El brujo del amor

por Gontzal Mnez. de Estibariz

Malik era joven. Con sus 15 años recién cumplidos se movía ágil y sigilosamente, como las gacelas de su aldea africana natal. Apenas llevaba unos días en aquel nuevo lugar en el que se sentía un completo extraño. Con un rápido movimiento se coló en el lugar deseado. Desde allí, mezclado con el resto, podía ver sin problemas los movimientos del que debía ser el brujo del grupo. Parecía el más anciano y vestía distinto a los demás con largas telas de colores brillantes que le cubrían todo el cuerpo.

Malik observaba con atención cómo el brujo progresaba con su ceremonia de magia y purificación. El resto interactuaban con él, ora con cantos ora pronunciando fórmulas tántricas al unísono, en lo que parecía un rito ancestral y bien orquestado.

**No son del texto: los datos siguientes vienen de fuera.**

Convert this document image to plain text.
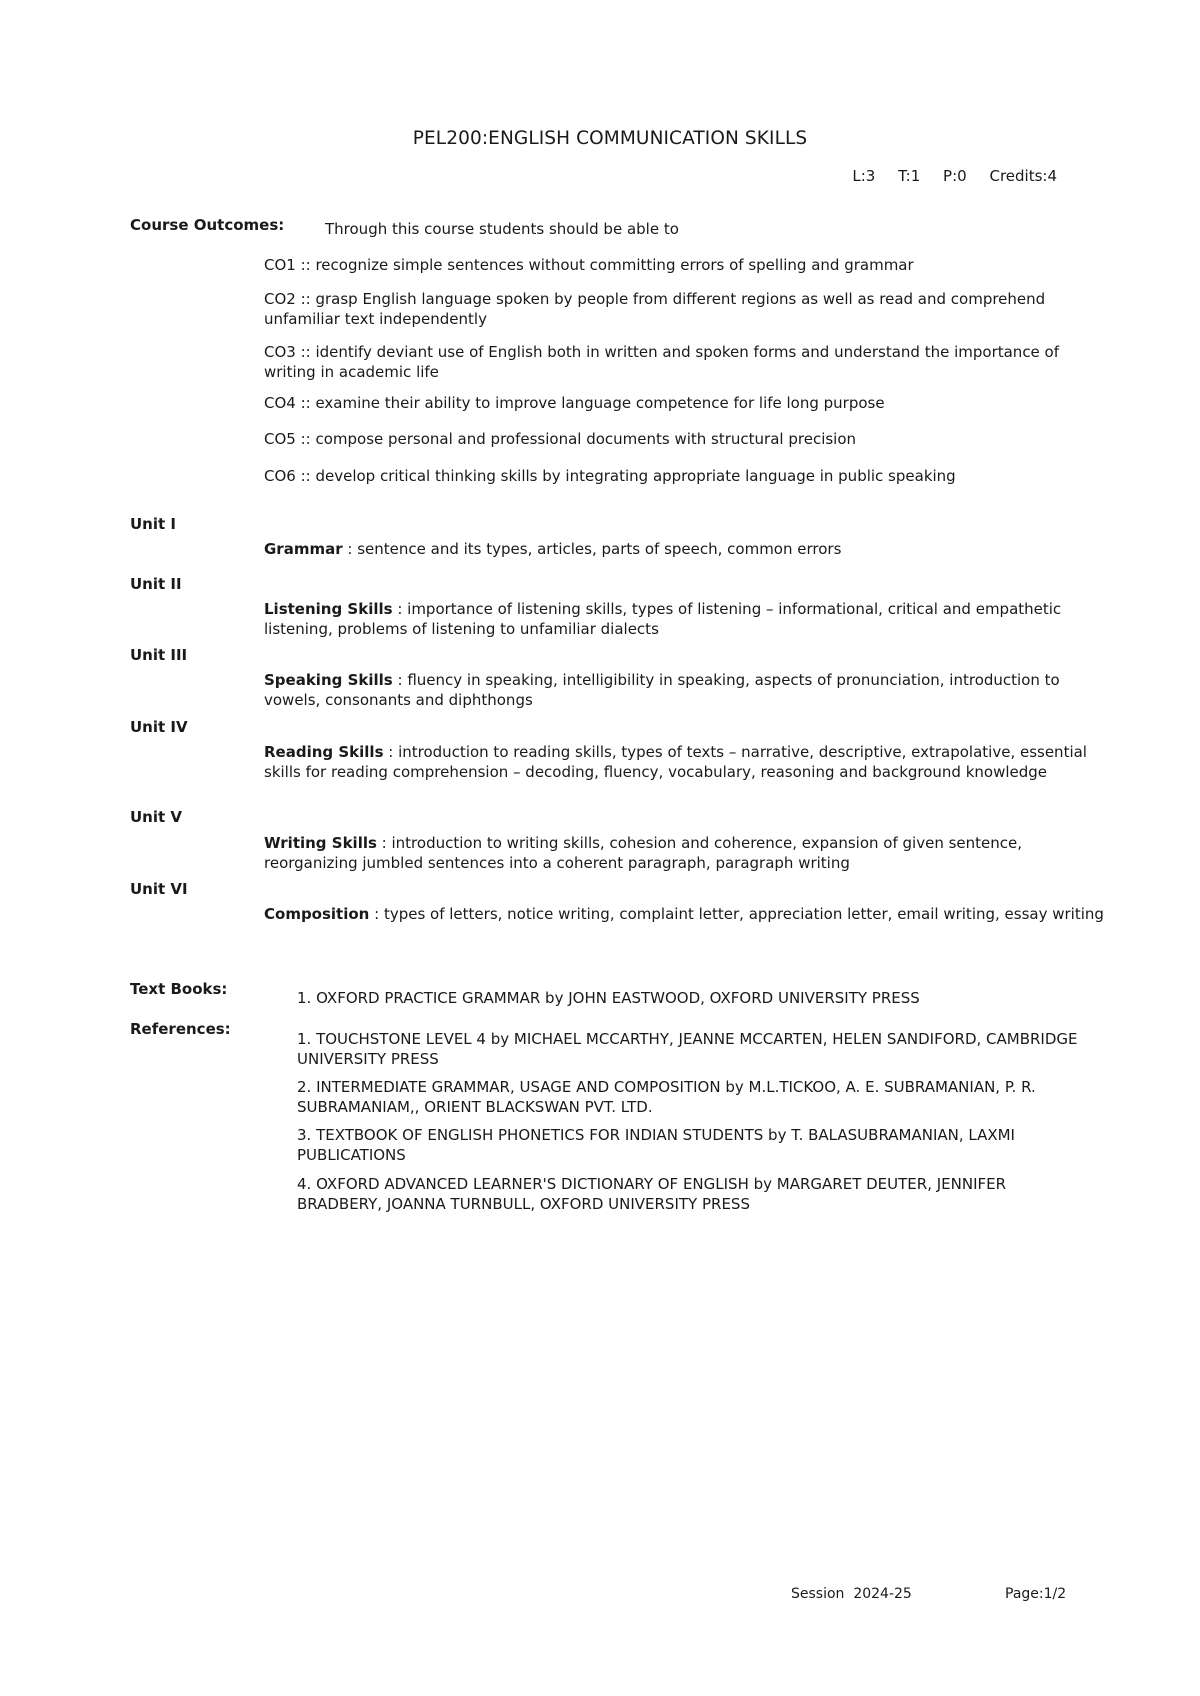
PEL200:ENGLISH COMMUNICATION SKILLS
L:3 T:1 P:0 Credits:4
Course Outcomes:	Through this course students should be able to
CO1 :: recognize simple sentences without committing errors of spelling and grammar
CO2 :: grasp English language spoken by people from different regions as well as read and comprehend unfamiliar text independently
CO3 :: identify deviant use of English both in written and spoken forms and understand the importance of writing in academic life
CO4 :: examine their ability to improve language competence for life long purpose
CO5 :: compose personal and professional documents with structural precision
CO6 :: develop critical thinking skills by integrating appropriate language in public speaking
Unit I
Grammar : sentence and its types, articles, parts of speech, common errors
Unit II
Listening Skills : importance of listening skills, types of listening – informational, critical and empathetic listening, problems of listening to unfamiliar dialects
Unit III
Speaking Skills : fluency in speaking, intelligibility in speaking, aspects of pronunciation, introduction to vowels, consonants and diphthongs
Unit IV
Reading Skills : introduction to reading skills, types of texts – narrative, descriptive, extrapolative, essential skills for reading comprehension – decoding, fluency, vocabulary, reasoning and background knowledge
Unit V
Writing Skills : introduction to writing skills, cohesion and coherence, expansion of given sentence, reorganizing jumbled sentences into a coherent paragraph, paragraph writing
Unit VI
Composition : types of letters, notice writing, complaint letter, appreciation letter, email writing, essay writing
Text Books:	1. OXFORD PRACTICE GRAMMAR by JOHN EASTWOOD, OXFORD UNIVERSITY PRESS
References:
1. TOUCHSTONE LEVEL 4 by MICHAEL MCCARTHY, JEANNE MCCARTEN, HELEN SANDIFORD, CAMBRIDGE UNIVERSITY PRESS
2. INTERMEDIATE GRAMMAR, USAGE AND COMPOSITION by M.L.TICKOO, A. E. SUBRAMANIAN, P. R. SUBRAMANIAM,, ORIENT BLACKSWAN PVT. LTD.
3. TEXTBOOK OF ENGLISH PHONETICS FOR INDIAN STUDENTS by T. BALASUBRAMANIAN, LAXMI PUBLICATIONS
4. OXFORD ADVANCED LEARNER'S DICTIONARY OF ENGLISH by MARGARET DEUTER, JENNIFER BRADBERY, JOANNA TURNBULL, OXFORD UNIVERSITY PRESS
Session  2024-25	Page:1/2
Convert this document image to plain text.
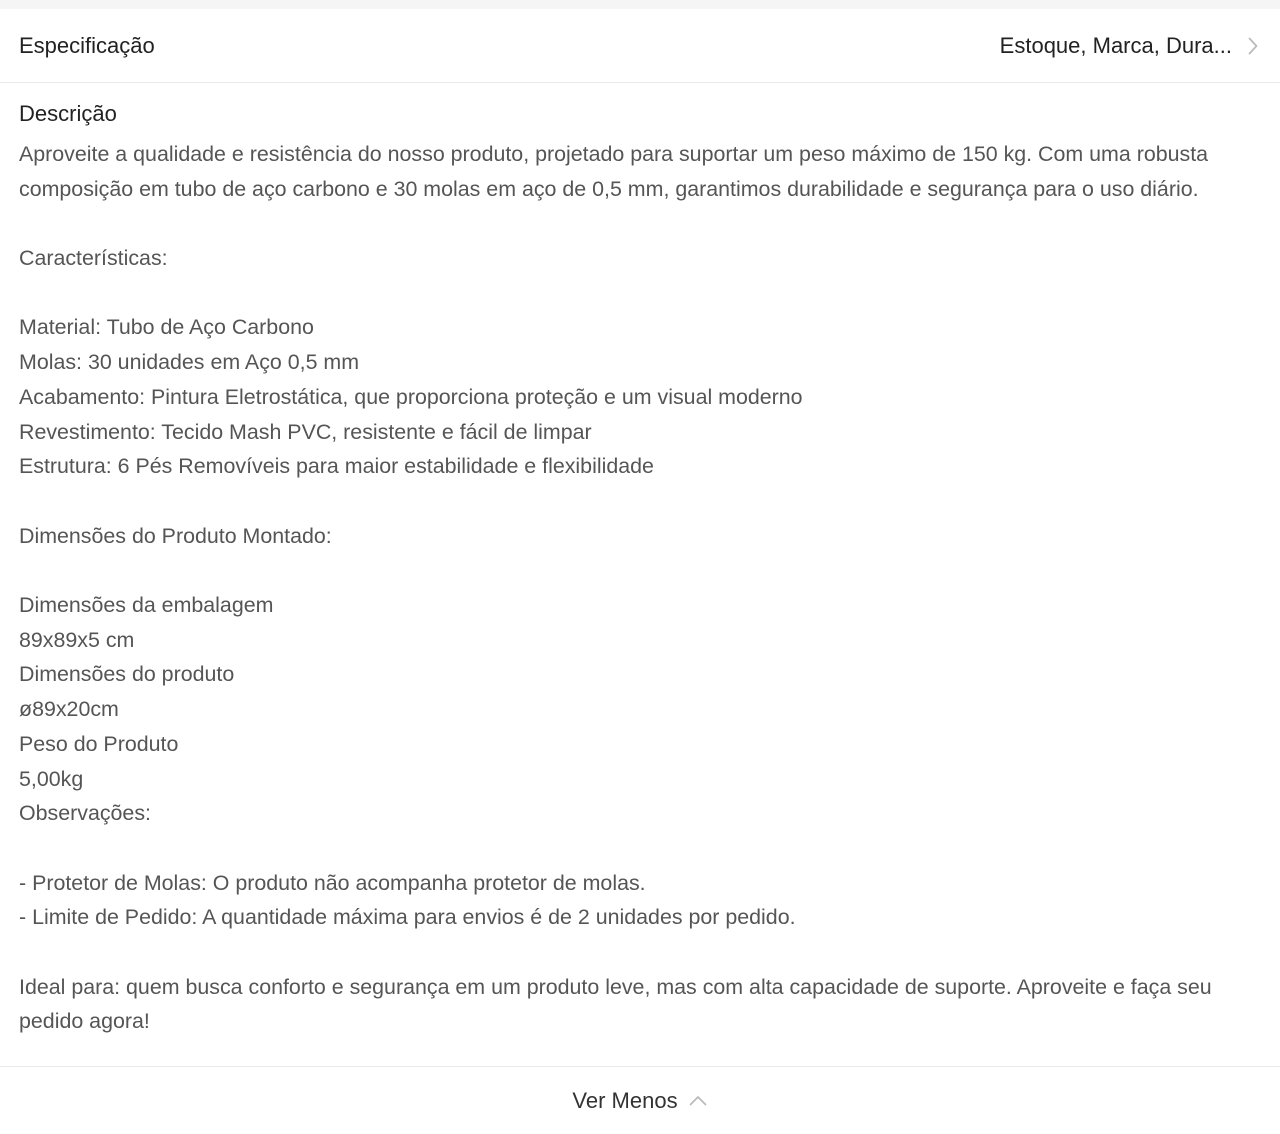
Especificação	Estoque, Marca, Dura...
Descrição

Aproveite a qualidade e resistência do nosso produto, projetado para suportar um peso máximo de 150 kg. Com uma robusta

composição em tubo de aço carbono e 30 molas em aço de 0,5 mm, garantimos durabilidade e segurança para o uso diário.

Características:

Material: Tubo de Aço Carbono

Molas: 30 unidades em Aço 0,5 mm

Acabamento: Pintura Eletrostática, que proporciona proteção e um visual moderno

Revestimento: Tecido Mash PVC, resistente e fácil de limpar

Estrutura: 6 Pés Removíveis para maior estabilidade e flexibilidade

Dimensões do Produto Montado:

Dimensões da embalagem

89x89x5 cm

Dimensões do produto

ø89x20cm

Peso do Produto

5,00kg

Observações:

- Protetor de Molas: O produto não acompanha protetor de molas.

- Limite de Pedido: A quantidade máxima para envios é de 2 unidades por pedido.

Ideal para: quem busca conforto e segurança em um produto leve, mas com alta capacidade de suporte. Aproveite e faça seu

pedido agora!

Ver Menos
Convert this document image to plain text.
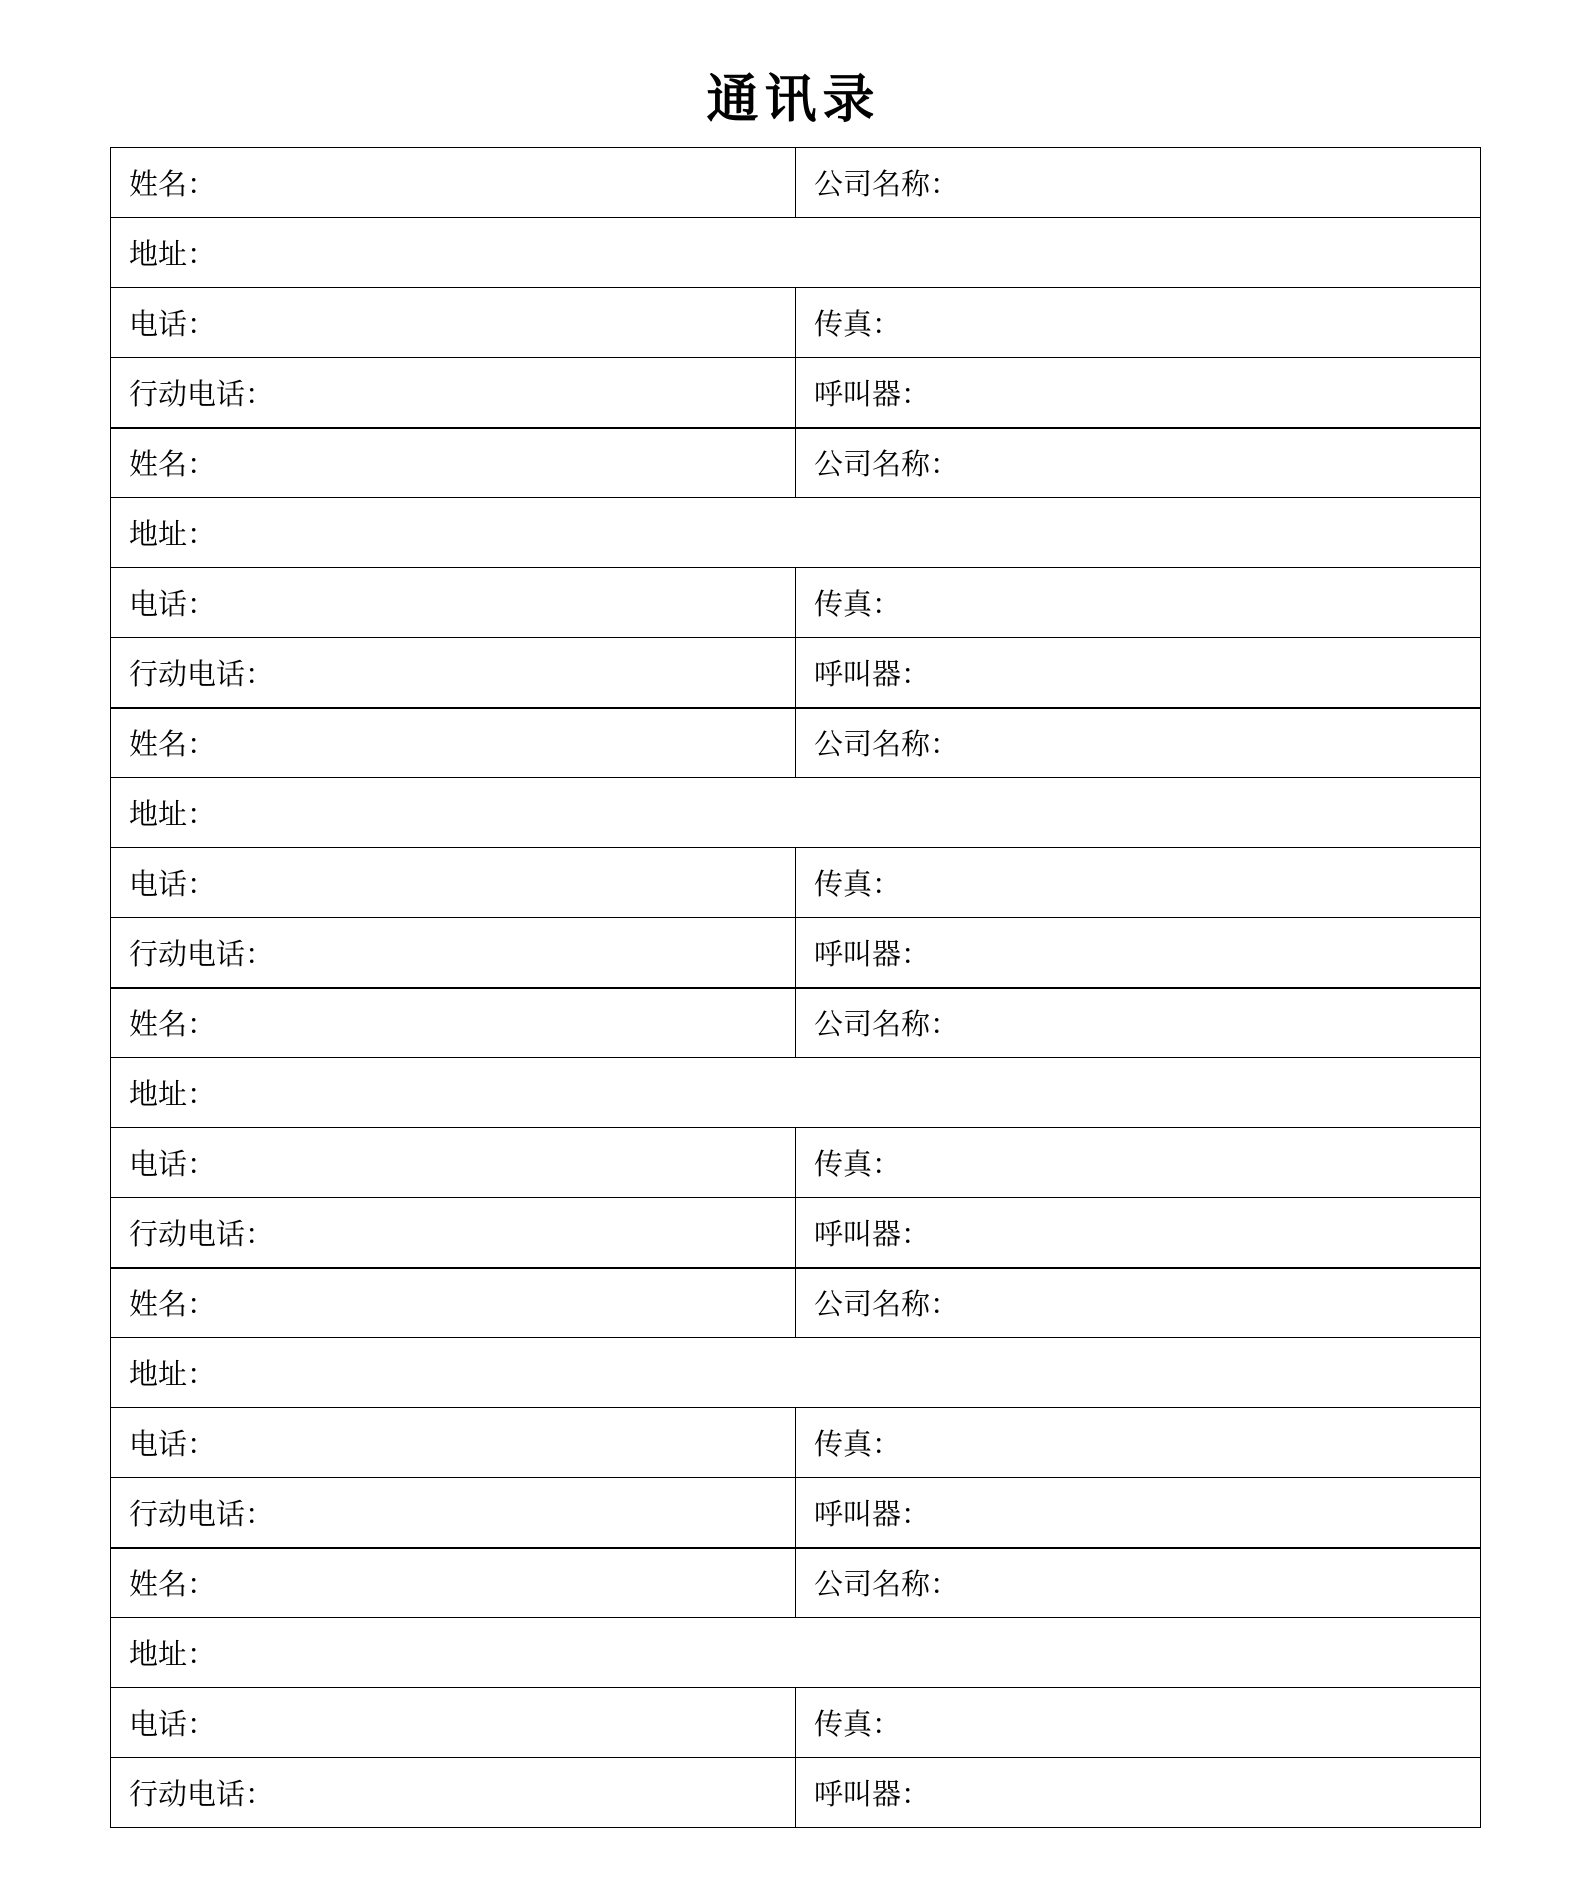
通讯录
姓名：	公司名称：
地址：	
电话：	传真：
行动电话：	呼叫器：
姓名：	公司名称：
地址：	
电话：	传真：
行动电话：	呼叫器：
姓名：	公司名称：
地址：	
电话：	传真：
行动电话：	呼叫器：
姓名：	公司名称：
地址：	
电话：	传真：
行动电话：	呼叫器：
姓名：	公司名称：
地址：	
电话：	传真：
行动电话：	呼叫器：
姓名：	公司名称：
地址：	
电话：	传真：
行动电话：	呼叫器：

Malik trataba de hacerse invisible y de seguir el desconocido ritual imitando todo lo que hacían los demás. Apenas podía resistir la tentación de mirar de reojo a la joven mujer que le flanqueaba, pero el miedo a ser descubierto como el intruso que era le paralizaba. Tenía la certeza de que no debía estar allí, de que estaba usurpando un lugar que no le pertenecía.

El ceremonial se sucedía y comenzó a parecerle eterno. Malik comenzaba a desfallecer debido al continuo estado de alerta de su mente y a la tensión que atenazaba cada uno de sus músculos. Comenzó a dudar de si podría aguantar allí por mucho más tiempo.

De repente, el brujo abrió sus brazos en toda su extensión y mirando al vacío espetó:

—…démonos todos fraternalmente la paz.

Malik vio incrédulo cómo la joven que tenía a su lado se giró y le tendió su mano esbozando una amplia sonrisa. Correspondió aturdido extendiendo la suya al mismo tiempo que notaba cómo toda la sangre de su cuerpo confluía en su rostro. Sin apenas atreverse a mirarla rozó tímidamente la mano de la joven. Todo su cansancio se diluyó como por ensalmo. Jamás había sentido algo tan suave y delicado. Así debía de ser la caricia de una nube, el poso del polvo de las estrellas, el aliento de una madre sobre la piel del recién nacido.

Al día siguiente, lunes, pudo ver de nuevo a la joven entre un grupo de estudiantes de un curso superior. La sensación del tacto de su piel permanecía intacta en la suya. La había visto el primer día en que lo llevaron a la escuela de integración asignada como migrante recién llegado. Aunque sabía que ella jamás se fijaría en él y él jamás se atrevería a hablarla, había merecido la pena seguirla y colarse a su lado en aquel extraño edificio de altos techos, gruesas columnas, bancos corridos de madera e intenso olor a incienso. El regalo furtivo de aquella caricia permanecería en su piel ya para siempre.